Randy Wright, owner of Randy Wright Builders of Little Rock, had planned to start work on a 173-home development on White Oak Crossing in Maumelle. The spike in lumber prices means the project is on hold “until lumber prices come down.”
Wright builds mostly custom homes — he built three last year — most of them in the Woodlands Edge neighborhood of Little Rock, and the Maumelle development was a new venture for him and a group of investors. The streets are being built, and “we were going to try to start the model home while the streets were going in so we could have it all done,” Wright said. “But we’re putting the brakes on the home because of the lumber prices.
“We had budgeted $30,000, $40,000 for lumber, and it’s at least doubled,” he said. “We can’t spend $80,000 on lumber. We’d rather wait. And that’s what I’m seeing other builders are doing. Even the ones that had slabs are just stopping and saying we’re not going any further.”
Wright, who has been building houses since 1988, said he’s seen runups in lumber prices before “but not this high.”

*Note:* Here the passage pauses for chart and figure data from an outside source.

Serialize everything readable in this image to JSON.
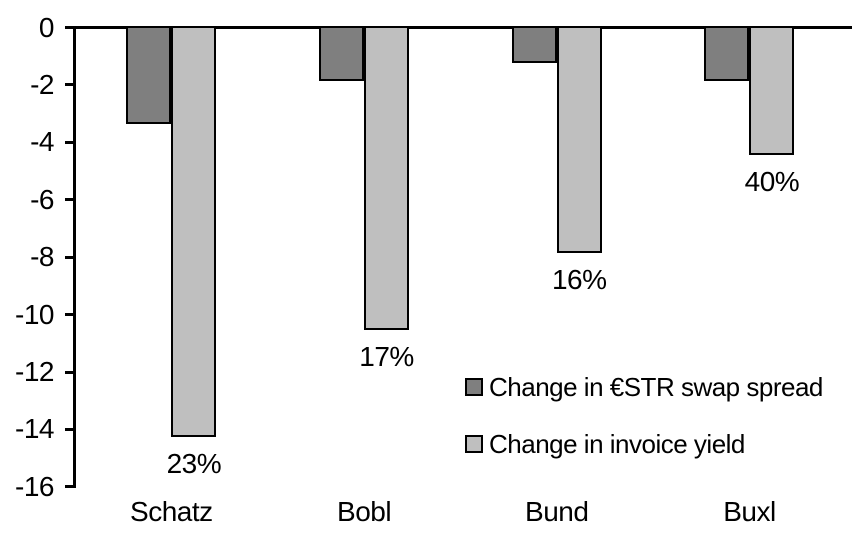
{
  "chart_data": {
    "type": "bar",
    "title": "",
    "xlabel": "",
    "ylabel": "",
    "categories": [
      "Schatz",
      "Bobl",
      "Bund",
      "Buxl"
    ],
    "series": [
      {
        "name": "Change in €STR swap spread",
        "color": "#7F7F7F",
        "values": [
          -3.3,
          -1.8,
          -1.2,
          -1.8
        ]
      },
      {
        "name": "Change in invoice yield",
        "color": "#BFBFBF",
        "values": [
          -14.2,
          -10.5,
          -7.8,
          -4.4
        ],
        "point_labels": [
          "23%",
          "17%",
          "16%",
          "40%"
        ]
      }
    ],
    "ylim": [
      -16,
      0
    ],
    "yticks": [
      0,
      -2,
      -4,
      -6,
      -8,
      -10,
      -12,
      -14,
      -16
    ],
    "ytick_labels": [
      "0",
      "-2",
      "-4",
      "-6",
      "-8",
      "-10",
      "-12",
      "-14",
      "-16"
    ],
    "grid": false,
    "bar_border_color": "#000000",
    "axis_color": "#000000",
    "legend_position": "inside-right-middle"
  }
}
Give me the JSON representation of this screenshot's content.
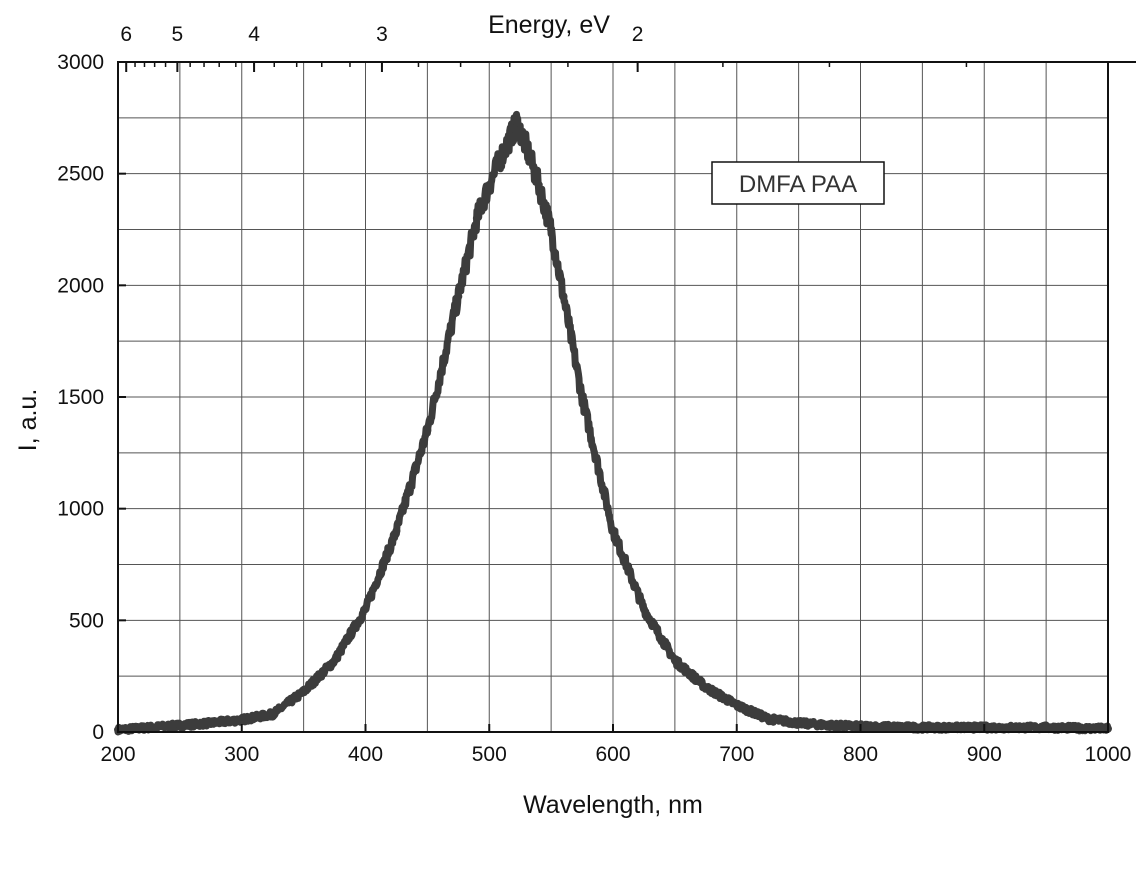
{
  "chart_data": {
    "type": "line",
    "title": "",
    "xlabel": "Wavelength, nm",
    "ylabel": "I, a.u.",
    "top_xlabel": "Energy, eV",
    "xlim": [
      200,
      1000
    ],
    "ylim": [
      0,
      3000
    ],
    "x_ticks": [
      200,
      300,
      400,
      500,
      600,
      700,
      800,
      900,
      1000
    ],
    "x_tick_labels": [
      "200",
      "300",
      "400",
      "500",
      "600",
      "700",
      "800",
      "900",
      "1000"
    ],
    "y_ticks": [
      0,
      500,
      1000,
      1500,
      2000,
      2500,
      3000
    ],
    "y_tick_labels": [
      "0",
      "500",
      "1000",
      "1500",
      "2000",
      "2500",
      "3000"
    ],
    "top_axis": {
      "label": "Energy, eV",
      "ticks_ev": [
        6,
        5,
        4,
        3,
        2
      ],
      "tick_labels": [
        "6",
        "5",
        "4",
        "3",
        "2"
      ]
    },
    "grid": true,
    "series": [
      {
        "name": "DMFA PAA",
        "color": "#3c3c3c",
        "x": [
          200,
          225,
          250,
          275,
          300,
          325,
          350,
          375,
          400,
          425,
          450,
          475,
          490,
          500,
          510,
          520,
          522,
          530,
          540,
          550,
          560,
          575,
          600,
          625,
          650,
          675,
          700,
          725,
          750,
          775,
          800,
          850,
          900,
          950,
          1000
        ],
        "y": [
          10,
          20,
          30,
          40,
          55,
          80,
          180,
          320,
          550,
          900,
          1350,
          1950,
          2300,
          2450,
          2580,
          2700,
          2730,
          2620,
          2450,
          2250,
          1950,
          1500,
          900,
          550,
          320,
          200,
          120,
          60,
          40,
          30,
          25,
          20,
          20,
          20,
          15
        ]
      }
    ],
    "legend": {
      "entries": [
        "DMFA PAA"
      ],
      "position": "top-right"
    }
  }
}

Logan, of the NAHB, noted that the housing sector represents about a sixth of the U.S. economy and record lumber prices are “doing damage to the housing sector that, quite frankly, is just lost economic output.”
Max Braswell, executive vice president of the Arkansas Forestry Association, called lumber’s record pace temporary. “It won’t last forever,” he said. Braswell expects an equilibrium to be reached, so “we will be able to see strong markets for timber products but also the ability to maintain that home construction, because that is the driver for the use of our products, and you want to see that balance in the marketplace.”
Anthony Timberlands has been working hard to meet demand, with its two pine mills running two shifts. Steve Anthony, however, thinks prices are at or near their peak.
He noted that the industry is “very cyclical, and it’s become increasingly so,” adding, “When it gets good, all you can think of is, well, we’d better make all we can because when it turns, we’re going to lose a bunch.”